Wednesday, 16 August 2023
Statements on parliamentary committee reports
Integrity and Oversight Committee
Integrity and Oversight Committee
Performance of the Victorian Integrity Agencies 2020/21: Focus on Witness Welfare
Cindy McLEISH (Eildon) (10:31): I rise to make a contribution on the report tabled in October 2022, Performance of the Victorian Integrity Agencies 2020/21: Focus on Witness Welfare. This report, like one of the others tabled around that time, has a minority report, and I will be making mention of the minority report. But I want to just briefly mention that the Integrity and Oversight Committee was convened in the 59th Parliament and it was the merger of two committees, the Independent Broad-based Anti-corruption Commission Committee, which was a former joint investigative committee of the 58th Parliament, and in March 2019 it merged with the Accountability and Oversight Committee. Interestingly, during that period when we had those committees with oversight for the 58th Parliament there was not one minority report; however, in the 59th Parliament for a number of reasons there were two, and I think that this really stands out. Not only did they have two minority reports in that time, but they had five committee chairs, and in fact the chair’s foreword of the report that I have here outlines that the previous chairs were the members for Melton and Altona, the Honourable Harriet Shing MLC in the other place and the former member for Ringwood. You have got to question in a period of four years how it is that they have managed to have five different committee chairs. None of them have even done a year.
This committee report that is put forward makes a number of recommendations about the agencies that it looks at, and we note the integrity agencies, which are IBAC, the Office of the Victorian Information Commissioner, the Ombudsman and the Victorian Inspectorate, are not subject to the directional control of the executive government and are directly accountable to Parliament through the Integrity and Oversight Committee. They had made a number of recommendations: seven around the IBAC, three around the Victorian Inspectorate and six on the Ombudsman. But this one is particularly important because it is about witness welfare. I imagine that anyone appearing before any of the integrity agencies, and in particular IBAC – how harrowing that may be and how stressful that can be. We know that some people get to have their hearings in private. The Premier has been afforded that opportunity, which is different to many others.
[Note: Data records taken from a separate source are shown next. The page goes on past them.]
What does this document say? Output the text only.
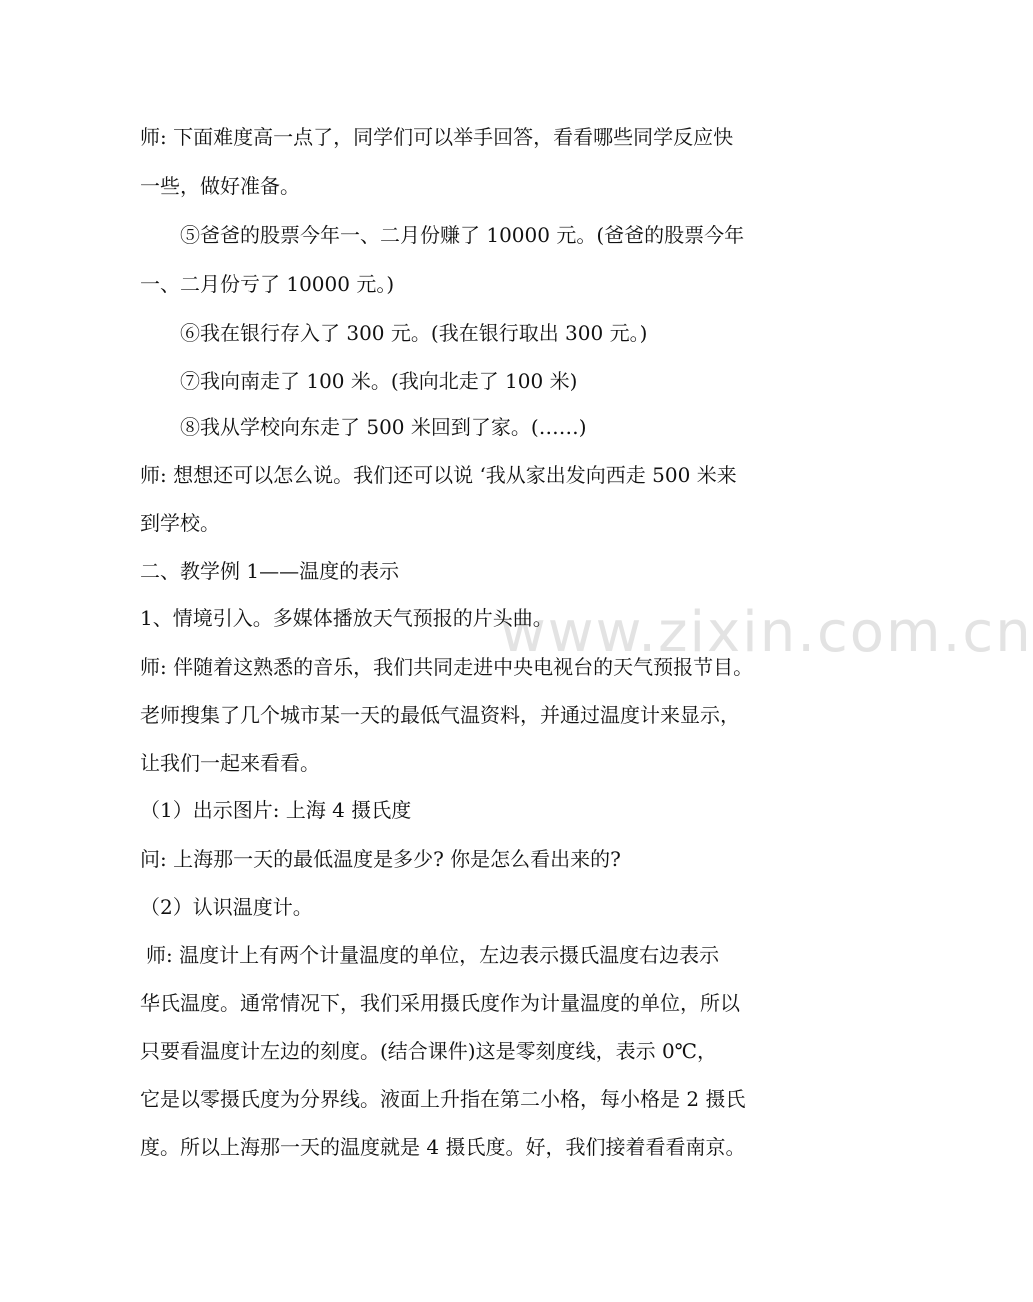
www.zixin.com.cn
师: 下面难度高一点了，同学们可以举手回答，看看哪些同学反应快
一些，做好准备。
⑤爸爸的股票今年一、二月份赚了 10000 元。(爸爸的股票今年
一、二月份亏了 10000 元。)
⑥我在银行存入了 300 元。(我在银行取出 300 元。)
⑦我向南走了 100 米。(我向北走了 100 米)
⑧我从学校向东走了 500 米回到了家。(……)
师: 想想还可以怎么说。我们还可以说 ‘我从家出发向西走 500 米来
到学校。
二、教学例 1——温度的表示
1、情境引入。多媒体播放天气预报的片头曲。
师: 伴随着这熟悉的音乐，我们共同走进中央电视台的天气预报节目。
老师搜集了几个城市某一天的最低气温资料，并通过温度计来显示，
让我们一起来看看。
（1）出示图片: 上海 4 摄氏度
问: 上海那一天的最低温度是多少? 你是怎么看出来的?
（2）认识温度计。
师: 温度计上有两个计量温度的单位，左边表示摄氏温度右边表示
华氏温度。通常情况下，我们采用摄氏度作为计量温度的单位，所以
只要看温度计左边的刻度。(结合课件)这是零刻度线，表示 0℃，
它是以零摄氏度为分界线。液面上升指在第二小格，每小格是 2 摄氏
度。所以上海那一天的温度就是 4 摄氏度。好，我们接着看看南京。
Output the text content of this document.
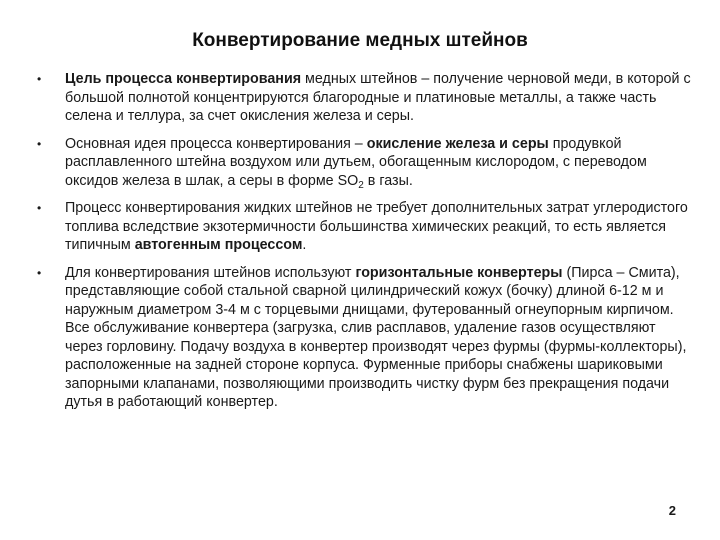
Конвертирование медных штейнов
• Цель процесса конвертирования медных штейнов – получение черновой меди, в которой с большой полнотой концентрируются благородные и платиновые металлы, а также часть селена и теллура, за счет окисления железа и серы.
• Основная идея процесса конвертирования – окисление железа и серы продувкой расплавленного штейна воздухом или дутьем, обогащенным кислородом, с переводом оксидов железа в шлак, а серы в форме $SO_2$ в газы.
• Процесс конвертирования жидких штейнов не требует дополнительных затрат углеродистого топлива вследствие экзотермичности большинства химических реакций, то есть является типичным автогенным процессом.
• Для конвертирования штейнов используют горизонтальные конвертеры (Пирса – Смита), представляющие собой стальной сварной цилиндрический кожух (бочку) длиной 6-12 м и наружным диаметром 3-4 м с торцевыми днищами, футерованный огнеупорным кирпичом. Все обслуживание конвертера (загрузка, слив расплавов, удаление газов осуществляют через горловину. Подачу воздуха в конвертер производят через фурмы (фурмы-коллекторы), расположенные на задней стороне корпуса. Фурменные приборы снабжены шариковыми запорными клапанами, позволяющими производить чистку фурм без прекращения подачи дутья в работающий конвертер.
2
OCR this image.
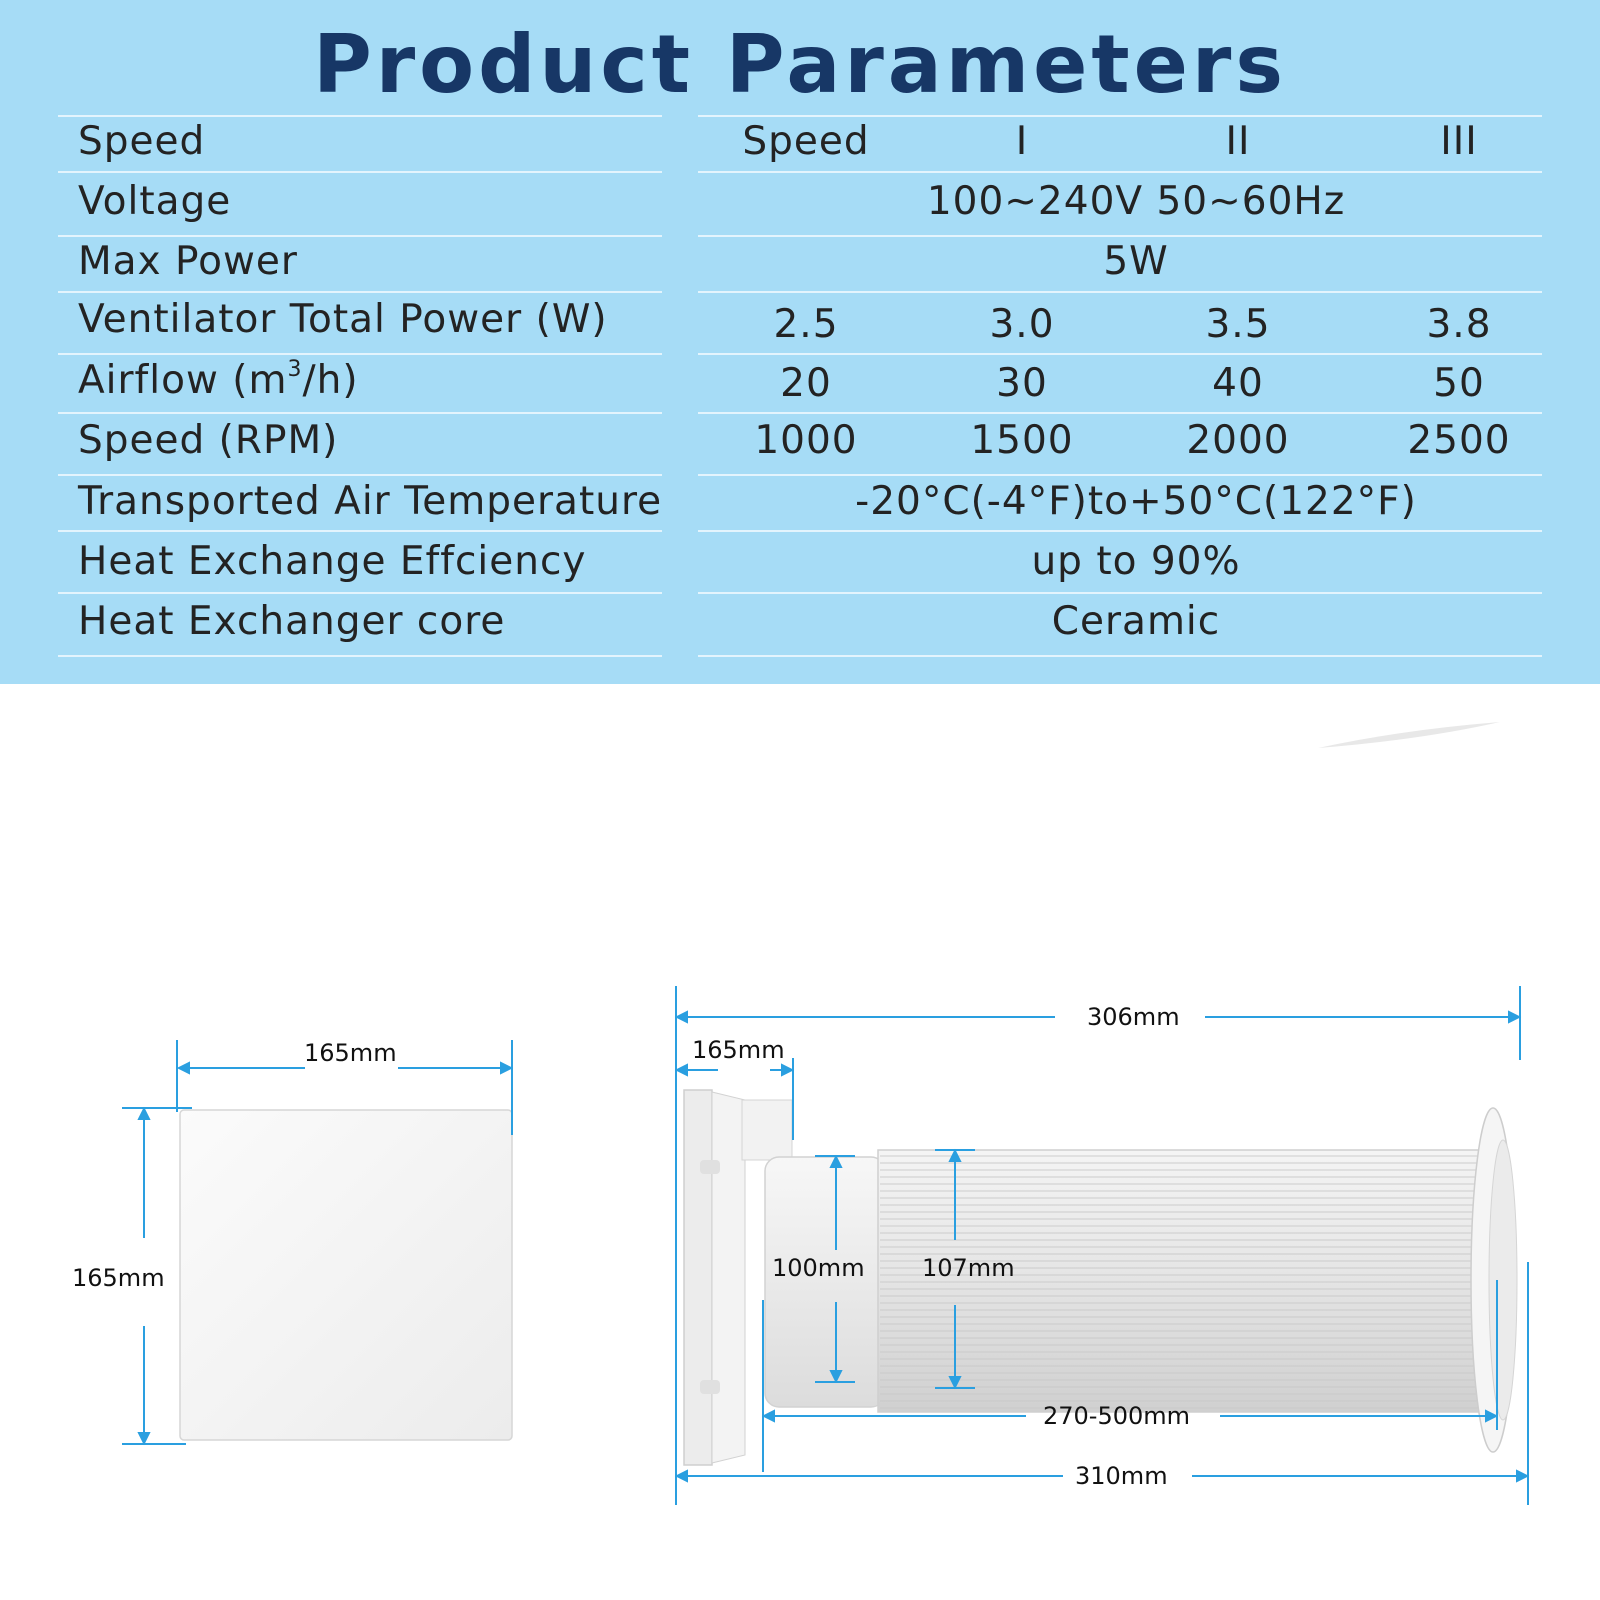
Product Parameters
Speed	Speed	I	II	III
Voltage	100~240V 50~60Hz
Max Power	5W
Ventilator Total Power (W)	2.5	3.0	3.5	3.8
Airflow $(m^3/h)$	20	30	40	50
Speed (RPM)	1000	1500	2000	2500
Transported Air Temperature	-20°C(-4°F)to+50°C(122°F)
Heat Exchange Effciency	up to 90%
Heat Exchanger core	Ceramic
165mm
165mm
306mm
165mm
100mm 107mm
270-500mm
310mm
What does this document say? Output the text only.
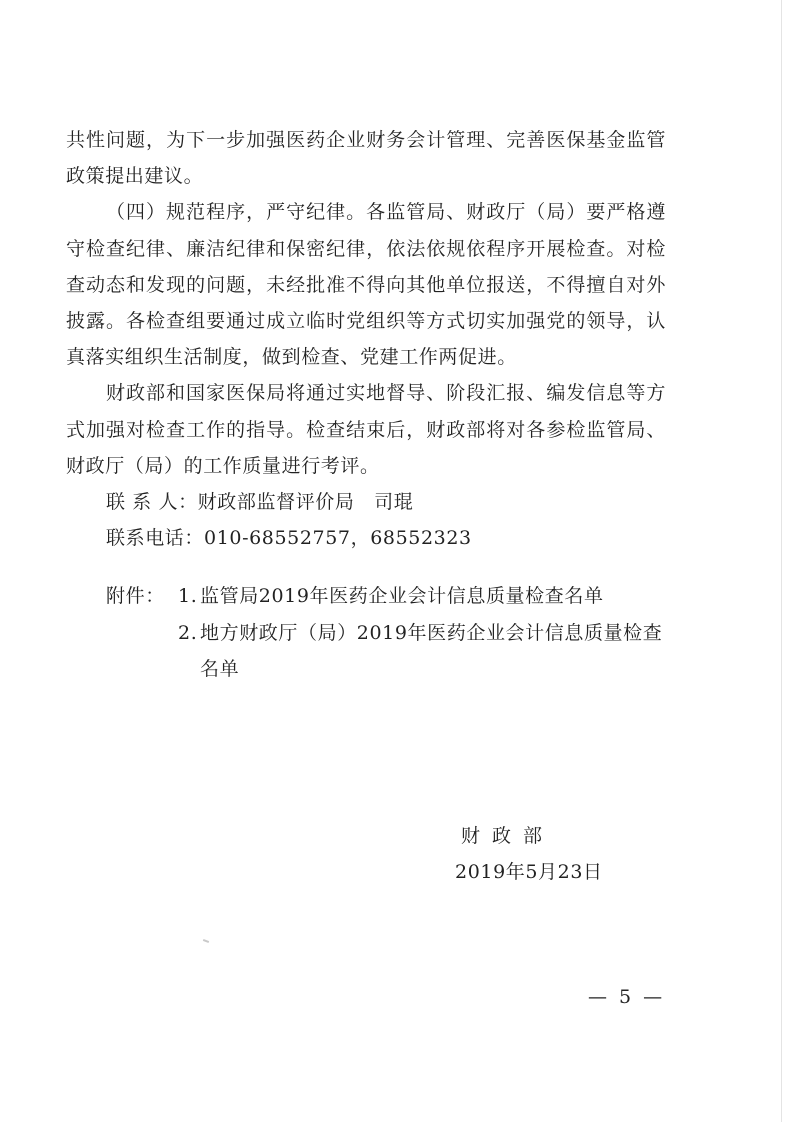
共性问题，为下一步加强医药企业财务会计管理、完善医保基金监管政策提出建议。

（四）规范程序，严守纪律。各监管局、财政厅（局）要严格遵守检查纪律、廉洁纪律和保密纪律，依法依规依程序开展检查。对检查动态和发现的问题，未经批准不得向其他单位报送，不得擅自对外披露。各检查组要通过成立临时党组织等方式切实加强党的领导，认真落实组织生活制度，做到检查、党建工作两促进。

财政部和国家医保局将通过实地督导、阶段汇报、编发信息等方式加强对检查工作的指导。检查结束后，财政部将对各参检监管局、财政厅（局）的工作质量进行考评。

联 系 人：财政部监督评价局　司琨
联系电话：010-68552757，68552323
附件： 1. 监管局2019年医药企业会计信息质量检查名单
2. 地方财政厅（局）2019年医药企业会计信息质量检查名单
财政部
2019年5月23日
— 5 —
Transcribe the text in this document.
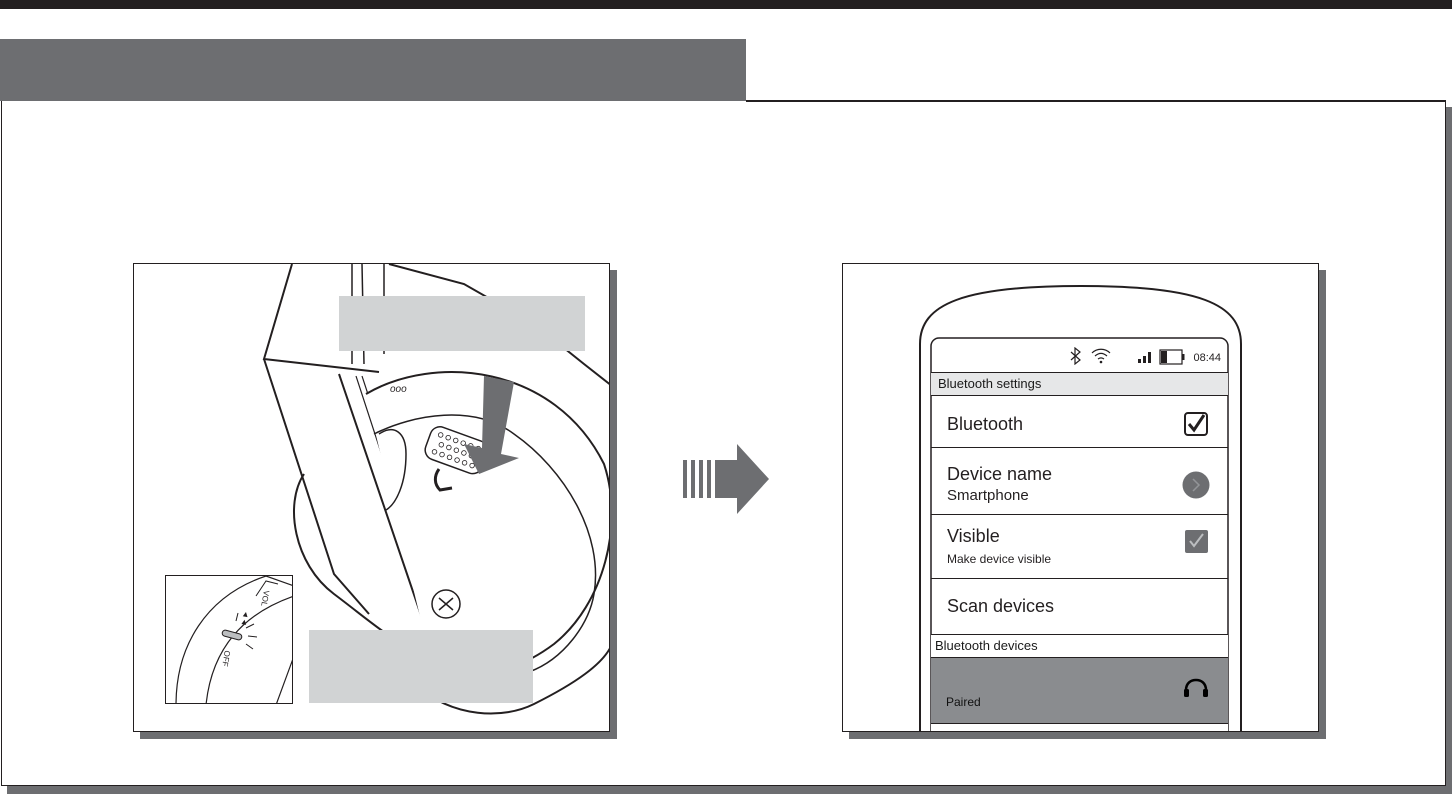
ooo
◄◄
VOL
OFF
08:44
Bluetooth settings
Bluetooth
Device name
Smartphone
Visible
Make device visible
Scan devices
Bluetooth devices
Paired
What we had happen in this instance, which is actually what brought about this inquiry, was the tragic loss of the former councillor and mayor of Casey Amanda Stapleton, who took her own life in January 2022. Amanda suffered greatly, and the coroner found that the wait between the hearings and the final report affected Amanda’s mental health. She had given her evidence some 22 months before she took her life, and the coroner thought that the witnesses were kept in the dark, because it was almost two years that she had of worry and anxiety. The stress on her and her family grew to be such an obviously unbearable situation for her. At that time she did not know that IBAC had no intention of bringing criminal charges against her. But if you think about being in that situation where you have been grilled publicly, the world has been able to see your involvement or lack of involvement, what you knew and what you did not know about Operation Sandon, which brought before it many, many former councillors of Casey and certainly people in this place as well. Amanda had for such a long time lived with a heightened state of anxiety, which grew because she was kept in the dark. There was no information given to her and no communication with her, so she had this void for such a long period of time, and it ended most tragically.
I think everybody in this place and everybody involved with IBAC and the integrity agencies understood the absolute enormity of what can happen, because the worst that could happen did happen. Many of us on this side particularly will remember Amanda quite fondly, as she was a former candidate for the Liberal Party as well as having been a councillor. I think it was important that the committee had a look at all of the integrity agencies and their welfare management of the witnesses that are involved, because it needed to be done.